Pembahakan di atas, juga diamini oleh beberapa ulama di antaranya adalah Dr. Muhammad Ali as-sayis, dalam bukunya Tarikh al-Fiqh al-islami.[2]  Sementara Dr, Mun’in assiriy dalam bukunya sejarah fiqh islam, melakukan pembabakan sampai tujuh periode, yaitu:[3]
  1. Periode Rosul, yaitu periode insya’ dan takwin (pertumbuhan dan pembentukan), berlangsung dari tahun 610 M-632 M
  2. Periode Sahabat besar, yaitu periode khulafa ar-rasyidin.
  3. Periode sahabat kecil, yaitu pasca khulafa ar-rasyidin hingga berakhirnya abad pertama Hijriah.
  4. Periode Tabi’in
  5. Periode Periode Keemasan Fiqh
  6. Periode Taklid atau kemunduran
  7. Periode Kebangkitan Kembali

D.    Tujuan dan Manfaat Mempelajari Tarikh Tasyri'

Tujuannya adalah untuk mengetahui latar belakang munculnya suatu hukum atau sebab-sebab ditetapkannya suatu hukum syari'at, dalam hal ini penetapan hukum atas suatu masalah yang terjadi pada periode Rasulullah saw adalah tidak sama atau memungkinkan adanya perbedaan dengan periode-periode setelahnya, untuk mengetahui dan mampu memaparkan sejarah perkembangan hukum dari periode Rasulullah saw sampai sekarang, dalam rangka meningkatkan pengetahuan terhadap hukum Islam, agar membangkitkan dan menghidupkan kembali semangat kita dalam mempelajari tarikh tasyri' dan agar kita mampu memahami perkembangan syari'at Islam.

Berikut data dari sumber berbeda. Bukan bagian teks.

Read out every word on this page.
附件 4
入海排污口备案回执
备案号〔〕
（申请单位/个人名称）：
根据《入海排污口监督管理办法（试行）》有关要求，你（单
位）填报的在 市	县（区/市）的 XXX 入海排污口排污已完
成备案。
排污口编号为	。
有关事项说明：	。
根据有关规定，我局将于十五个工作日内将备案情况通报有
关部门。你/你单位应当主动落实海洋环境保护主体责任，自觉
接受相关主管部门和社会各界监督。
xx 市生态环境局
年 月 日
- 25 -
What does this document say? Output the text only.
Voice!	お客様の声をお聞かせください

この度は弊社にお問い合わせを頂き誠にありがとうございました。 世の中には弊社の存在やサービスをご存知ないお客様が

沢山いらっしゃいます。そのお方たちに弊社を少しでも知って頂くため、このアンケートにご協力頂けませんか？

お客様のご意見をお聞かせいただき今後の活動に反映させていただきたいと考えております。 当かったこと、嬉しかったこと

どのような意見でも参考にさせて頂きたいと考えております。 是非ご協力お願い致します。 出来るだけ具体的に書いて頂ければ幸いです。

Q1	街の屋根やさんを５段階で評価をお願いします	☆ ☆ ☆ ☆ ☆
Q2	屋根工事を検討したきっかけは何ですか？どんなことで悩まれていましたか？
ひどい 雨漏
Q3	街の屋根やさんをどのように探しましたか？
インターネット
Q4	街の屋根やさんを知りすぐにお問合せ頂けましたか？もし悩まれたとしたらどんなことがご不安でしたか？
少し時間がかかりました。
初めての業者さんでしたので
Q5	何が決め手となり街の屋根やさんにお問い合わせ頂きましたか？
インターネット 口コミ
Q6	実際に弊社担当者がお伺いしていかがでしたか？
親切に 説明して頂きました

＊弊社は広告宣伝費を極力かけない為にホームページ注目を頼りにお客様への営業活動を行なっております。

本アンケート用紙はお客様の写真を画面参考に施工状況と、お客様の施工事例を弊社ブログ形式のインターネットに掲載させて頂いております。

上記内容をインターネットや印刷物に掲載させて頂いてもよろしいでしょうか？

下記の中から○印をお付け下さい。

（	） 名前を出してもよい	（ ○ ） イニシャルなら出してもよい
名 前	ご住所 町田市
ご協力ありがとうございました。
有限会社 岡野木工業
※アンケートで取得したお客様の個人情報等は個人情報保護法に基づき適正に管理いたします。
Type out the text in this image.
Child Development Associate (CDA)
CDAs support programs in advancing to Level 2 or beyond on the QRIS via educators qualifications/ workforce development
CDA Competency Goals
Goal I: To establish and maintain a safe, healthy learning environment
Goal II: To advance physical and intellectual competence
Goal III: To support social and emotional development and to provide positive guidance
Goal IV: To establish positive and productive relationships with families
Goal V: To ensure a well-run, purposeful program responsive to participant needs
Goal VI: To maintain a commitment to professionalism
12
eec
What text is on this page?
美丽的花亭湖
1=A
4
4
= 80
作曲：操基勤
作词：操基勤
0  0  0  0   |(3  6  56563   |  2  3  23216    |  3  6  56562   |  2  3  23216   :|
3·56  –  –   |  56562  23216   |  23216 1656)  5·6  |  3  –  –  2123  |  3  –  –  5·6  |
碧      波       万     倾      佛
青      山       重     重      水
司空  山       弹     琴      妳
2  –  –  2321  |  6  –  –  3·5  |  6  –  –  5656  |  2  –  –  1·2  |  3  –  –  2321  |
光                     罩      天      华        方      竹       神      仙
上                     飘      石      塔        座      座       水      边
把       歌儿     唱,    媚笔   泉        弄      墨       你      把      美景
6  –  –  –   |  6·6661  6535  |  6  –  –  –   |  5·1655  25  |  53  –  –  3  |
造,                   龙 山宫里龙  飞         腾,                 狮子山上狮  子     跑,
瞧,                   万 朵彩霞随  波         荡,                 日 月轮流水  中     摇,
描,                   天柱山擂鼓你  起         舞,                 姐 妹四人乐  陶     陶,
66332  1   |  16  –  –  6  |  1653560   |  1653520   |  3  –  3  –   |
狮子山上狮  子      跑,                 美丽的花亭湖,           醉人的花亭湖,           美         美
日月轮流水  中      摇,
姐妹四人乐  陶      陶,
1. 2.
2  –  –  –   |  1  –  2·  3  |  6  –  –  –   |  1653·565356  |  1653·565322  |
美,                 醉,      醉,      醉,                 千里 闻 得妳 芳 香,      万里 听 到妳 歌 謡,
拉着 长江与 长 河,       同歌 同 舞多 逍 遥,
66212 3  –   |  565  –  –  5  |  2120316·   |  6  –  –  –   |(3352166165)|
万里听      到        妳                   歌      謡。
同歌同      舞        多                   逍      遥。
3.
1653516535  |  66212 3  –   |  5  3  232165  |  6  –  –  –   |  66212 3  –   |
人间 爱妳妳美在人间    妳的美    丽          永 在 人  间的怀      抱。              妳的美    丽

Sementara, dilihat dari sisi manfaat dan kegunaan, mempelajari tarikh tasyri dapat berkontribusi dalam beberapa hal, yaitu:
1)      mengetahui latar belakang pembentukan Hukum islam menjadi penting agar kita tidak keliru dalam memahami hukum islam.
2)      mempelajari perkembangan fiqih atau fatwa berarti mempelajari pemikiran ulama yang telah melakukan ijtihad dengan segala kemampuan yang dimilikinya.
3)      Mempelajari produk ulama dan ijtihadanya, merupakan upaya konstruktif dalam memahami produk pemikiran dan pola yang di kembangkannya.
4)      mempelajari sejarah hukum islam, paling tidak adalah dapat melahirkan sikap toleran, dan dapat mewarisi pemikiran ulama klasik dan langkah-langkah ijtihadnya dan mengembangkan gagasannya.


[1] Agus Miswanto, MA (ed), Pranata Sosial Islam, (Magelang: P3SI, 2012), h. 231.
[2] Dr. Muhammad Ali as-Sayis, Sejarah Fiqh Islam, (Jakarta: Pustaka al-Kautsar, 2003), h.6
[3] Dr. Muhammad Ali as-Sayis, Sejarah Fiqh Islam, h.8.
[4] Al-Syaikh Muhammad al-Khudhary, Tarikh Tasyri’ al-Islamiy, (Indonesia: dar ihya al-Kutub al-‘arabiyah, 1981), h. 4.
[5] Lihat Dr. Muhammad Ali as-Sayis, Sejarah Fiqh Islam, h.  1-3.
[6] Mun’in asiriy, Sejarah Fiqh Islam, (Jakarta: Rasalah Gusti, 1998), h.10.